Late Thursday afternoon, McCain campaign manager Rick Davis sent out a statement seeking to piggy-back on the news that the FBI has opened a nationwide investigation into the voter registration fraud allegedly committed by the community organizing group ACORN.
"Given the fact the FBI has launched a nationwide investigation into the questionable voter registration practices of ACORN, it is imperative that Barack Obama's campaign cooperate fully with this important investigation," Davis wrote in the email, which was blasted out to reporters. Declaring that Obama should "fully disclose the true nature of his association" with the group, Davis went on to cite a familiar trope: the $832,000 paid by Obama's campaign to an ACORN affiliate for "get out the vote" operations during the primary season. Though the Obama campaign originally mis-reported some of its payments to Citizens Services, the ACORN affiliate in question, it already amended its Federal Elections Commission filings in August and September.

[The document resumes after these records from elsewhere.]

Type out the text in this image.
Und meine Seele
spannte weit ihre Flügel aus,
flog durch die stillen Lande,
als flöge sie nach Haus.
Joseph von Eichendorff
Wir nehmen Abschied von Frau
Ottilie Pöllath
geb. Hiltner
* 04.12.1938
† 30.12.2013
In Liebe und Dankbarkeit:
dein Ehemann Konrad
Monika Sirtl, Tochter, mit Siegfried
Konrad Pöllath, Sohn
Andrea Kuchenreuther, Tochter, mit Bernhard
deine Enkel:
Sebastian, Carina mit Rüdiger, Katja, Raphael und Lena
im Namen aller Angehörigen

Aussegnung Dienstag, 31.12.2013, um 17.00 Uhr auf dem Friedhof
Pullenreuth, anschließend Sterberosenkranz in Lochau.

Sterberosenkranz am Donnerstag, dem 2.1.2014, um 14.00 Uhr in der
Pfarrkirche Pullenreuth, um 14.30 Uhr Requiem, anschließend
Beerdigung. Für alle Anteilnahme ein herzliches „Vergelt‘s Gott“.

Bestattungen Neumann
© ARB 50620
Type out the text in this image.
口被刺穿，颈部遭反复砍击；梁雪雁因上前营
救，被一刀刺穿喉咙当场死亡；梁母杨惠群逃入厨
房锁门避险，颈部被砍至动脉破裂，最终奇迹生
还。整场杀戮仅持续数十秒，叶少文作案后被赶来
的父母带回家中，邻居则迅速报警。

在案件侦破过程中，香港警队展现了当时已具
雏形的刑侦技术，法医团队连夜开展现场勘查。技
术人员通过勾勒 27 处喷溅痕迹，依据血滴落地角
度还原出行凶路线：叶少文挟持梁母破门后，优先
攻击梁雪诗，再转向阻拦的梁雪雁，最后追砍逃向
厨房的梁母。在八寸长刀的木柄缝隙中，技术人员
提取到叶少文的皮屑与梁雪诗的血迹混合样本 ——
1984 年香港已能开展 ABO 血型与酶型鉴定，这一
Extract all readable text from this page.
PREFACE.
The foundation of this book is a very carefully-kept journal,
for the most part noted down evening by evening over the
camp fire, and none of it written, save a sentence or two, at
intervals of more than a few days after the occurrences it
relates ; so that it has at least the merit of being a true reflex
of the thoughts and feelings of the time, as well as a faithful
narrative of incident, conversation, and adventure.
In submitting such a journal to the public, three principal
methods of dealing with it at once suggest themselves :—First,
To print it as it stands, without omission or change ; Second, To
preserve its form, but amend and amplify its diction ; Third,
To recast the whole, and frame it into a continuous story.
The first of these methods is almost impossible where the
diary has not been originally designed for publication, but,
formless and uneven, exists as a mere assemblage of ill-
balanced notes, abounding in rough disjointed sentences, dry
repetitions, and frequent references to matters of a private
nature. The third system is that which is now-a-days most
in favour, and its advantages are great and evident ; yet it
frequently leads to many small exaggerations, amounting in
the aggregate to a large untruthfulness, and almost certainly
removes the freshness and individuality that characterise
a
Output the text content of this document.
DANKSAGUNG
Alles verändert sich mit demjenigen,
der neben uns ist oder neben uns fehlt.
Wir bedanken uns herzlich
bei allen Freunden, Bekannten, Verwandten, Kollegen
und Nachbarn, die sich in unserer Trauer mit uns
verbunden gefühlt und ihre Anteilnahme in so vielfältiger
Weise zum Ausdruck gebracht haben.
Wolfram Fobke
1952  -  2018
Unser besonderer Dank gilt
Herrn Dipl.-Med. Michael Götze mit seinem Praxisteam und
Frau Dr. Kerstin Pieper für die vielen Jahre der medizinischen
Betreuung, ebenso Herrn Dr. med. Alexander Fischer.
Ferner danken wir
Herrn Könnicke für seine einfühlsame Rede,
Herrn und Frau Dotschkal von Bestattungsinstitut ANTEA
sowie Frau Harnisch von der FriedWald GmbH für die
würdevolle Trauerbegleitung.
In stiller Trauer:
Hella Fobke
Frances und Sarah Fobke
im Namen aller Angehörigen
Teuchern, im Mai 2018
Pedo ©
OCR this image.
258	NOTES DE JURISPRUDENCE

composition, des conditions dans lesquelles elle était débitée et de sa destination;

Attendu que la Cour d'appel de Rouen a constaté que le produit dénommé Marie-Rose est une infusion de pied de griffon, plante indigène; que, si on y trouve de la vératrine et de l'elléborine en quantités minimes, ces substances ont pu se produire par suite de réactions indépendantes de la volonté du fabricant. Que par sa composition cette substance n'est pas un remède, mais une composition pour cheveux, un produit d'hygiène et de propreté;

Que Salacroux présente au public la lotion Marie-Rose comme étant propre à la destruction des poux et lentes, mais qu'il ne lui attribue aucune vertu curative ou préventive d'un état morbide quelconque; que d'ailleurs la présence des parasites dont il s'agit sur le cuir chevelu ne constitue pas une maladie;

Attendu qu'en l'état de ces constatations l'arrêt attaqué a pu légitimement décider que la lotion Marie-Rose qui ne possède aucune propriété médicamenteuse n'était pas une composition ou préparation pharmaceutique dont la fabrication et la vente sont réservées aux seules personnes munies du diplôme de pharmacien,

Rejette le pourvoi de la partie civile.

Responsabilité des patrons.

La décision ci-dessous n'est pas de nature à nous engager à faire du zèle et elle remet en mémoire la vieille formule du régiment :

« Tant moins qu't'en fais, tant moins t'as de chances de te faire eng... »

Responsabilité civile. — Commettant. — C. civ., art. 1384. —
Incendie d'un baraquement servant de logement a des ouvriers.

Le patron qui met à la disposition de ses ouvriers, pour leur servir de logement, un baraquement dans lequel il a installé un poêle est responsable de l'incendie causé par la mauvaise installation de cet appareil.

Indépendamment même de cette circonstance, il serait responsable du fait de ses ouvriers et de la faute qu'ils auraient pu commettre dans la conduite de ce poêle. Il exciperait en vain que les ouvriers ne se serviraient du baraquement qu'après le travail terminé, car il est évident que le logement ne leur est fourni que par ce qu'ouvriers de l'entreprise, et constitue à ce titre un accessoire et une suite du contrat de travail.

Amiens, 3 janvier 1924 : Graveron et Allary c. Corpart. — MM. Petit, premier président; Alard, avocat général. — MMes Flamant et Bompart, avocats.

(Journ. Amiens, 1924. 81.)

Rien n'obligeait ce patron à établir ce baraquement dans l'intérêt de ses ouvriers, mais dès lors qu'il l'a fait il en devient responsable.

Davis's memo also appeared to go on a fishing expedition, as it demanded that Obama provide "total disclosure" of "any and all" information the Obama campaign may have related to ACORN's database of registered voters compiled during this election cycle -- something it's not clear the Obama campaign would have any working knowledge about.
So we wondered, how interested is the FBI in acquiring information about the Obama campaign's payments to an ACORN affiliate that no one has accused of being connected to the fraudulent voter registrations?
The Huffington Post reached FBI spokesman Richard Kalko by phone, who at first said he would have no comment about the ACORN investigation. (No surprise.)
But when told that the McCain campaign had sent out a memo alleging that Barack Obama had critical information to the case, Kalko asked for more details.
"When did they send that out?" he asked. When told it was a fresh release, Kalko asked the Huffington Post to forward him Davis's statement. "I'd like to take a look at that," Kalko said. "Though I don't want to get your hopes up that I'll comment."
Moments later, Kalko emailed back, writing: "We have no comment on this issue."
Reached again by phone and asked whether Davis's release would be taken seriously as an investigatory matter, Kalko merely said: "It's just too political for us to be involved. We're just going to hide under our desks over here. Sorry."